UCLA head coach Rick Neuhiesel can’t begin to thank Nevada’s Chris Ault enough for essentially bringing UCLA to the 21st century of college football wit their successful offense which makes any team a contender with the right weapons running it. UCLA still doesn’t have a threat at running back -- at least until Malcolm Jones starts -- and they still don’t have a true ’pistol’ quarterback in Kevin Prince. But what they do have is a beastly offensive line of fifth year seniors that has grown together as a cohesive unit within the scheme over the last two games.
As if the Long Horns weren’t practice enough for their newly found success in the system, they get a break by playing the conference door mat in Washington State at the Rose Bowl Saturday.

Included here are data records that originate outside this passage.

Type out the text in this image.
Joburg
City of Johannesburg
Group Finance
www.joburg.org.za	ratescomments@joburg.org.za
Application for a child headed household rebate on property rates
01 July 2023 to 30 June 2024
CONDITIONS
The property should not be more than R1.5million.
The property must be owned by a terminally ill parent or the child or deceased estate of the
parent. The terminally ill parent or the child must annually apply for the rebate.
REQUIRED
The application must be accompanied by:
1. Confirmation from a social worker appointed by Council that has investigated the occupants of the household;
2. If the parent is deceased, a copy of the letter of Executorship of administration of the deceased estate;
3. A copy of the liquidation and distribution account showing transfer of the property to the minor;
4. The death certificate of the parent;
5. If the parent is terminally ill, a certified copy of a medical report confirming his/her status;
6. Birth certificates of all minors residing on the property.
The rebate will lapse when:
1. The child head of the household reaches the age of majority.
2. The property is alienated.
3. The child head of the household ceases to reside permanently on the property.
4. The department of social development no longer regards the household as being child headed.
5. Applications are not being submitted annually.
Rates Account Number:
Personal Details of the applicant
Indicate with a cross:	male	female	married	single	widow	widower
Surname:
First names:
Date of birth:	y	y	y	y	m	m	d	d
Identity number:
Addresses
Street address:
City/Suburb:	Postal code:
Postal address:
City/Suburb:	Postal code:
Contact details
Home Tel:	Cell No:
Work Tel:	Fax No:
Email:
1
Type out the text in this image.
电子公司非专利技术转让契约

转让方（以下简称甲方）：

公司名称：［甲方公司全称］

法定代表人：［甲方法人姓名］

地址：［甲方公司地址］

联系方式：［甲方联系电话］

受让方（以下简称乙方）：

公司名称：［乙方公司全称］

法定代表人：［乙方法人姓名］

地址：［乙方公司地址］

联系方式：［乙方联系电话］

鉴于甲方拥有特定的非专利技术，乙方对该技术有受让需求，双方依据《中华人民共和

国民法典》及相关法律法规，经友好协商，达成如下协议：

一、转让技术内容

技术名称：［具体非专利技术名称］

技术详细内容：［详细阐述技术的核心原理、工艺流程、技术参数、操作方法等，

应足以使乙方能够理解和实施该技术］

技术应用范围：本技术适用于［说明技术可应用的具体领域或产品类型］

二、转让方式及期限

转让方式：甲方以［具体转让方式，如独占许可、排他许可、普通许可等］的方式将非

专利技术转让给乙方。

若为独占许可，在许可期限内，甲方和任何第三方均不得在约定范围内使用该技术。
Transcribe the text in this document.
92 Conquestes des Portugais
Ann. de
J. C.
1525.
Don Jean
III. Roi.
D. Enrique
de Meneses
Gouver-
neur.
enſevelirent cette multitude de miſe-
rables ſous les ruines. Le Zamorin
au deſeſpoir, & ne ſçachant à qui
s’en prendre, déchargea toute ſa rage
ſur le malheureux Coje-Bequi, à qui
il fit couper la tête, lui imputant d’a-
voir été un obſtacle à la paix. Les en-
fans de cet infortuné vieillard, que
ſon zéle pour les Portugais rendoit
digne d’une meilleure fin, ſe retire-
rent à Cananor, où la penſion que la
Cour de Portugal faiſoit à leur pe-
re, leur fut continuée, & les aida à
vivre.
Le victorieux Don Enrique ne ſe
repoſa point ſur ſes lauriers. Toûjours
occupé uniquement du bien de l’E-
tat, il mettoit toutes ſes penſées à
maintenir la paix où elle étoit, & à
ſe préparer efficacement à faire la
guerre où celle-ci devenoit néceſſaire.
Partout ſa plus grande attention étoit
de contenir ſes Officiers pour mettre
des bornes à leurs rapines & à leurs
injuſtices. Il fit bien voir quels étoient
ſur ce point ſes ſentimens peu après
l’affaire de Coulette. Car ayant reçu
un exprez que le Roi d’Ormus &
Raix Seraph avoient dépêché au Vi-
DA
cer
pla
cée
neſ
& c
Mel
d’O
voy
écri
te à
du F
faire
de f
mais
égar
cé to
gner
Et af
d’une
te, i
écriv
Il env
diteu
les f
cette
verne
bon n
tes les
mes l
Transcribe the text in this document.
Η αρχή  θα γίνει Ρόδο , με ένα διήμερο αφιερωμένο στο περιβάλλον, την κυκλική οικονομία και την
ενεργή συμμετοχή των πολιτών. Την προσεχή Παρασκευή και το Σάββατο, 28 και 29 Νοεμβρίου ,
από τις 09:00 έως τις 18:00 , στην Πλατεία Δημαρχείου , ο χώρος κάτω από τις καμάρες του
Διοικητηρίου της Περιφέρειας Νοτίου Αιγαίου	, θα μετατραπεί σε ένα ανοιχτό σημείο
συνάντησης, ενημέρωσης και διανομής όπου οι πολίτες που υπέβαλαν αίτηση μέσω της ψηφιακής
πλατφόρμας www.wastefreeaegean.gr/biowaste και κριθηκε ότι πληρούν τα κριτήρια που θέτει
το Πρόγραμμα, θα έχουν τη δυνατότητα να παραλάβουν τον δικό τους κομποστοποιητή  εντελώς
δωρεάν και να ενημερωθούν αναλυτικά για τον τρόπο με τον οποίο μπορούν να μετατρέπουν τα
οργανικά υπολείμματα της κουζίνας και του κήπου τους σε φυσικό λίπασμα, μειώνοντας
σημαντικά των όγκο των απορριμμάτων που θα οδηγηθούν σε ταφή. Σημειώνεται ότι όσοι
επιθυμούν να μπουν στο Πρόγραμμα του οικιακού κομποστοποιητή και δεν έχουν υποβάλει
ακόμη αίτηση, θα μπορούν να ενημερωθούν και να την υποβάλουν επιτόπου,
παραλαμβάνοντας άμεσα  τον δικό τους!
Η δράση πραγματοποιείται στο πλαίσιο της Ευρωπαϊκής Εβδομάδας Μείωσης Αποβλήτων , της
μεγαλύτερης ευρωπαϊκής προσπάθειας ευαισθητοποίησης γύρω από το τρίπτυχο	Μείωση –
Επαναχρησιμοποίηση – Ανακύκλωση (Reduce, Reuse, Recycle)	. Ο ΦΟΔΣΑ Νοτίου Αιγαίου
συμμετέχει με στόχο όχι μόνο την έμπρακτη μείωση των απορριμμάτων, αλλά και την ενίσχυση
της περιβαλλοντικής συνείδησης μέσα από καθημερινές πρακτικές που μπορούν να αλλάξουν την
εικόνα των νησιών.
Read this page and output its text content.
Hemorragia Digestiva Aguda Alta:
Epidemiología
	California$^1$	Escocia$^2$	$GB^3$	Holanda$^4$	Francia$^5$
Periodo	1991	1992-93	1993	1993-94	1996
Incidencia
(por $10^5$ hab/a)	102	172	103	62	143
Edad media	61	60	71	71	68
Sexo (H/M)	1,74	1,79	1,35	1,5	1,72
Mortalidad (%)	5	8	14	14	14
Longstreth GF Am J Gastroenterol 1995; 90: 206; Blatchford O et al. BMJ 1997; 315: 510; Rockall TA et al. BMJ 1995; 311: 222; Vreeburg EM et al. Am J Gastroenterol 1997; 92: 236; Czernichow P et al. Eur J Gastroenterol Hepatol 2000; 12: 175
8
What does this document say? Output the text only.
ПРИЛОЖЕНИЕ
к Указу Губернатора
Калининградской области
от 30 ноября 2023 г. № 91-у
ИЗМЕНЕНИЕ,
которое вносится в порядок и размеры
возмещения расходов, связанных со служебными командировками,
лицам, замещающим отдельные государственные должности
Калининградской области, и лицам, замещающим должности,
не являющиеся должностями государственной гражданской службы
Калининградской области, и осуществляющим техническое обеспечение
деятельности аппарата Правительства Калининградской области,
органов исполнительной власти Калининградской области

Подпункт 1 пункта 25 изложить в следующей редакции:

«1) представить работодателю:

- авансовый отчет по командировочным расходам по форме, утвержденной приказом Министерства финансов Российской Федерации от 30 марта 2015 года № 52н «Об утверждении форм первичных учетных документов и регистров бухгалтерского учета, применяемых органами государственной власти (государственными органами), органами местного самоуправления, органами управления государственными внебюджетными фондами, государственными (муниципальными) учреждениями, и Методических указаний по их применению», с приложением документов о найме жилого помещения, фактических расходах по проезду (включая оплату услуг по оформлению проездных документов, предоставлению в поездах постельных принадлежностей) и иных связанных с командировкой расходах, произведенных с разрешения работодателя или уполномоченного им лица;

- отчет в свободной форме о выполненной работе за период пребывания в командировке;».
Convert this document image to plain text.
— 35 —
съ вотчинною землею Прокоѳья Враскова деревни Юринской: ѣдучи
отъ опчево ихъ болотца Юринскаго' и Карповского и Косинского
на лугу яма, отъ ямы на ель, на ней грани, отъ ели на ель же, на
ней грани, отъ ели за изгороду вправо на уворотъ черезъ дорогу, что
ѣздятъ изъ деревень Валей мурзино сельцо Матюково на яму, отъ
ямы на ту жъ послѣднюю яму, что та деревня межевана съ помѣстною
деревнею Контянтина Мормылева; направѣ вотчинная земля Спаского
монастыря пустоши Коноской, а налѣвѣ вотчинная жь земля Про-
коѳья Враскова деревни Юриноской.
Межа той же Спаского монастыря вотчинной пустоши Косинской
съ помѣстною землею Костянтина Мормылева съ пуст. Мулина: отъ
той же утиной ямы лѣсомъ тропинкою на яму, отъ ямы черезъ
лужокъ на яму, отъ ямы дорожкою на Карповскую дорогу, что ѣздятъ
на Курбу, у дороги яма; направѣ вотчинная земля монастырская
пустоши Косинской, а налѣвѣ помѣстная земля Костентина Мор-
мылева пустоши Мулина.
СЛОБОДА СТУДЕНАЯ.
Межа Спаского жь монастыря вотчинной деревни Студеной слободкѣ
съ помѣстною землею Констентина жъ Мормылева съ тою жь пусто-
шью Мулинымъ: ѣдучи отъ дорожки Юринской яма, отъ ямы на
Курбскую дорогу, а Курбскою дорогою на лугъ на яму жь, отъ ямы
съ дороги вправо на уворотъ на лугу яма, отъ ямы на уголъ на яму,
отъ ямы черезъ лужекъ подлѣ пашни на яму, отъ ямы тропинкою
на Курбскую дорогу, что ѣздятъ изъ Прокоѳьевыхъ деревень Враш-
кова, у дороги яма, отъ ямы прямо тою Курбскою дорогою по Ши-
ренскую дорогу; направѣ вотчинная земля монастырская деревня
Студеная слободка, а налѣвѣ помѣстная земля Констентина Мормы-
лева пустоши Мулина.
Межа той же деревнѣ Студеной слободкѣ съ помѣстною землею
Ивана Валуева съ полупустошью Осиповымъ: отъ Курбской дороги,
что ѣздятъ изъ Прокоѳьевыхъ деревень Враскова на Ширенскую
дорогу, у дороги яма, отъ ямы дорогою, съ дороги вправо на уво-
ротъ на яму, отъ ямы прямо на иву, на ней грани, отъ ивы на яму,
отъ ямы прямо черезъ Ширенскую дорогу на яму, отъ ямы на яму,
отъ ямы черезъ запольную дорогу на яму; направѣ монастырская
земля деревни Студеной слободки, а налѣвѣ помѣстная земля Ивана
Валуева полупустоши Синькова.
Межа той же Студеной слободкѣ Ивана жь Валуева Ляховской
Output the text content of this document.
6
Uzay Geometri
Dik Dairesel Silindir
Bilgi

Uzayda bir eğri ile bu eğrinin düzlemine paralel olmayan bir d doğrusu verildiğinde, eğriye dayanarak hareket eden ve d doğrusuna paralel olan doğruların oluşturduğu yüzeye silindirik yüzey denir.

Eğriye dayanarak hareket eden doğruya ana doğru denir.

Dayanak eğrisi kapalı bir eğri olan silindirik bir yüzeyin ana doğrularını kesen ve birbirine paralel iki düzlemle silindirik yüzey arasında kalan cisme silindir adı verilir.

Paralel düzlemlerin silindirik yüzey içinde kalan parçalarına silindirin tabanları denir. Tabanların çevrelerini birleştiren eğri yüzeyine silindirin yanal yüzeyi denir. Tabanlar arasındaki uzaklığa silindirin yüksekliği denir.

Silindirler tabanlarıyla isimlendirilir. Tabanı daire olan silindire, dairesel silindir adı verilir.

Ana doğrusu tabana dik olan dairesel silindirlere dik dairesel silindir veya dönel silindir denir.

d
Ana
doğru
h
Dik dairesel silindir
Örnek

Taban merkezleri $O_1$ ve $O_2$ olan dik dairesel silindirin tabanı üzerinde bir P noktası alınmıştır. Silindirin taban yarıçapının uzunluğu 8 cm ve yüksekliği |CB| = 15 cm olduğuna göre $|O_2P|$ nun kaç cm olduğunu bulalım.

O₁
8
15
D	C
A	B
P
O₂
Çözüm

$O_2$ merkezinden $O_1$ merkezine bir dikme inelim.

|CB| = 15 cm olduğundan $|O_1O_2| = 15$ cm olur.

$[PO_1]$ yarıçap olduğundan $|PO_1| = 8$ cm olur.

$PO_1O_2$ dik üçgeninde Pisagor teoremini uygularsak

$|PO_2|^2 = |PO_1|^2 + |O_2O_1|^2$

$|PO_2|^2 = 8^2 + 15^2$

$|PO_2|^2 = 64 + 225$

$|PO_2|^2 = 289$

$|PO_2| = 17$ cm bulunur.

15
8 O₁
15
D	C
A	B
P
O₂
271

No. 9 Stanford’s 37-14 win at Notre Dame was very impressive and set up a great game this week at No. 4 Oregon where the Ducks are 7-point favorites. I like Stanford in this game because of how physical they are, not to mention one of the best quarterbacks in the nation in Andrew Luck. Their style of play goes well beyond anything we have seen in recent Pac-10 football. If anything, they remind me of a tough Big-10 team in the mold of a Woody Hayes or Bo Schembechler, influences that are obviously imprinted on Jim Harbaugh‘s coaching philosophy. I hate to see the top ranked Pac-10 team go down, but Stanford looks like the better team.
Purdue’s Marve Out
Purdue’s starting quarterback Robert Marve is likely to be out after suffering a torn ACL in the same knee he had problems with last year. Redshirt freshman Rob Henry is expected to take over if the MRI reveals surgery is needed. On two occasions this year, Marve has went out with the injury costing Purdue backers, first against Ball State where they won but didn’t cover and then Saturday where they were humiliated at home by lowly Toledo as 12-point favorites.